Wordpress business site hosting / maintenance questions
June 2, 2020 10:45 AM   Subscribe

The small company I work for has a Wordpress website which is hosted/maintained by an individual. This person is unresponsive whenever we have questions or issues. Should we move to another site hosting / maintenance company, or should we just find our own hosting service and manage this ourselves?

We contracted with a company several years ago to build our business site. It's about 10 static pages built on Wordpress. We were paying ~$75/mo to the same company to manage the hosting, maintenace & backups. A few years ago this company sold off the web division to another individual who now provides that service.

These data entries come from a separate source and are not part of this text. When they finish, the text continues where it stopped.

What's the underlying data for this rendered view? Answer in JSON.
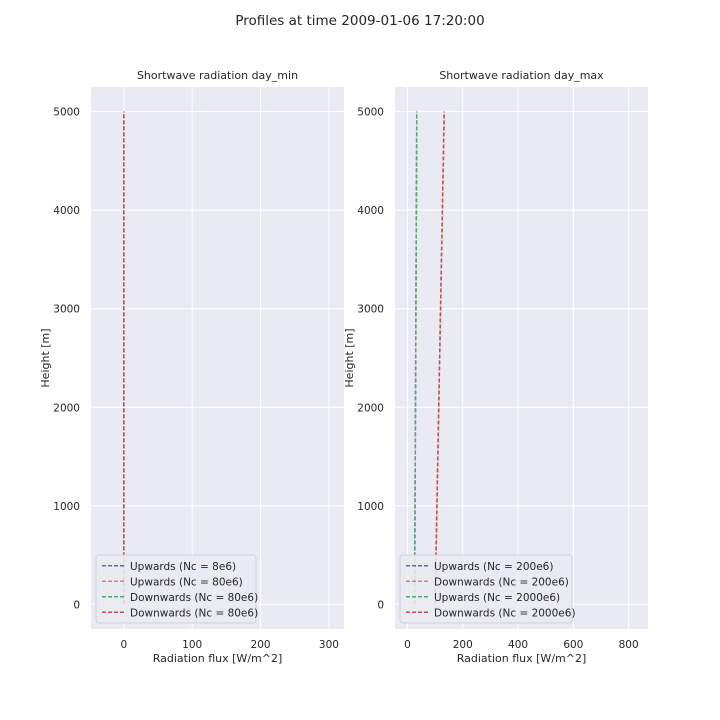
{
  "figure": {
    "title": "Profiles at time 2009-01-06 17:20:00"
  },
  "colors": {
    "background": "#eaeaf2",
    "grid": "#ffffff",
    "blue": "#4c72b0",
    "orange": "#dd8452",
    "green": "#55a868",
    "red": "#c44e52"
  },
  "chart_data": [
    {
      "type": "line",
      "title": "Shortwave radiation day_min",
      "xlabel": "Radiation flux [W/m^2]",
      "ylabel": "Height [m]",
      "xlim": [
        -48,
        322
      ],
      "ylim": [
        -250,
        5250
      ],
      "xticks": [
        0,
        100,
        200,
        300
      ],
      "yticks": [
        0,
        1000,
        2000,
        3000,
        4000,
        5000
      ],
      "grid": true,
      "legend_position": "lower-left",
      "series": [
        {
          "name": "Upwards (Nc = 8e6)",
          "color": "#4c72b0",
          "style": "dashed",
          "x": [
            0,
            0
          ],
          "y": [
            0,
            5000
          ]
        },
        {
          "name": "Upwards (Nc = 80e6)",
          "color": "#dd8452",
          "style": "dashed",
          "x": [
            0,
            0
          ],
          "y": [
            0,
            5000
          ]
        },
        {
          "name": "Downwards (Nc = 80e6)",
          "color": "#55a868",
          "style": "dashed",
          "x": [
            0,
            0
          ],
          "y": [
            0,
            5000
          ]
        },
        {
          "name": "Downwards (Nc = 80e6)",
          "color": "#c44e52",
          "style": "dashed",
          "x": [
            0,
            0
          ],
          "y": [
            0,
            5000
          ]
        }
      ]
    },
    {
      "type": "line",
      "title": "Shortwave radiation day_max",
      "xlabel": "Radiation flux [W/m^2]",
      "ylabel": "Height [m]",
      "xlim": [
        -45,
        870
      ],
      "ylim": [
        -250,
        5250
      ],
      "xticks": [
        0,
        200,
        400,
        600,
        800
      ],
      "yticks": [
        0,
        1000,
        2000,
        3000,
        4000,
        5000
      ],
      "grid": true,
      "legend_position": "lower-left",
      "series": [
        {
          "name": "Upwards (Nc = 200e6)",
          "color": "#4c72b0",
          "style": "dashed",
          "x": [
            26,
            34
          ],
          "y": [
            0,
            5000
          ]
        },
        {
          "name": "Downwards (Nc = 200e6)",
          "color": "#dd8452",
          "style": "dashed",
          "x": [
            100,
            133
          ],
          "y": [
            0,
            5000
          ]
        },
        {
          "name": "Upwards (Nc = 2000e6)",
          "color": "#55a868",
          "style": "dashed",
          "x": [
            26,
            34
          ],
          "y": [
            0,
            5000
          ]
        },
        {
          "name": "Downwards (Nc = 2000e6)",
          "color": "#c44e52",
          "style": "dashed",
          "x": [
            100,
            133
          ],
          "y": [
            0,
            5000
          ]
        }
      ]
    }
  ]
}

We have some issues with this individual, and wondering if the service he provides is worth the $75/mo, or if we should change companies, or even tackle this internally. When we have problems or questions about the site, it typically takes 7 days or more of consistent emails and phone calls to get a response. I also noticed recently that some of the plugins running on the site were significantly outdated (12mos + since last update). I'm not sure he's actually providing any service for us other than being a middle-man between us and a hosting company.

Is transferring the hosting and managing backups something that we can easily do ourselves? Or is this something still best left to a 3rd party? What should we expect to pay for a service like this - and should we find someone local again, or go with someone reputable and established online?

One potential kicker to this question is we're talking about building an ecommerce shop on a subdomain using WooCommerce at some point in the near future. We would do this ourselves internally (the current guy quoted us $4k to help set it up!), but it might be nice to have some support for that when we start the project.

Thanks for your input!
posted by pilibeen to Computers & Internet (3 answers total) 1 user marked this as a favorite
 
If you have seriously outdated WP plugins on your site then it's just begging to be compromised. $75 a month is not a lot to provide full service hosting, but it doesn't sound like you're getting full service. You're getting reluctant half-assed service, and that's no good.

Moving a WordPress site from host A to host B is easy, assuming you have admin access and shell access to the system so you can tarball the db and files to move elsewhere. I'm also assuming you own your domain but will need to point DNS records at the new site, but that's not particularly hard either.

It sounds like you'd be fine with an account on WPEngine for like $25 a month. Can't speak to the WooCommerce question specifically but for the love of all that's holy - don't look to someone who doesn't apply WP updates on the regular to handle anything related to e-commerce.
posted by jzb at 11:44 AM on June 2, 2020


Definitely leave. I’d recommend another freelancer or maybe a small agency that will be better about following up. The premium Wordpress hosts are also pretty good if you want to DIY, but it sounds like your organization might not be good at staying on top of the site either, and just as you shouldn’t expect his behavior to change, you probably shouldn’t expect your organization to suddenly become better at this.

$4k is a reasonable quote for e-commerce setup, by the way. Not at all excessive. I still wouldn’t give it to him because you’ll have the same issues, either during the initial build or later on when you need someone who understands the site to jump in quickly to troubleshoot.
posted by michaelh at 12:37 PM on June 2, 2020


Also, if you move to a premium Wordpress host, they all have their own migration tools that should work fine. Otherwise, take a look at the Duplicator plugin. I’m very comfortable with shell, databases, etc, but I prefer those methods.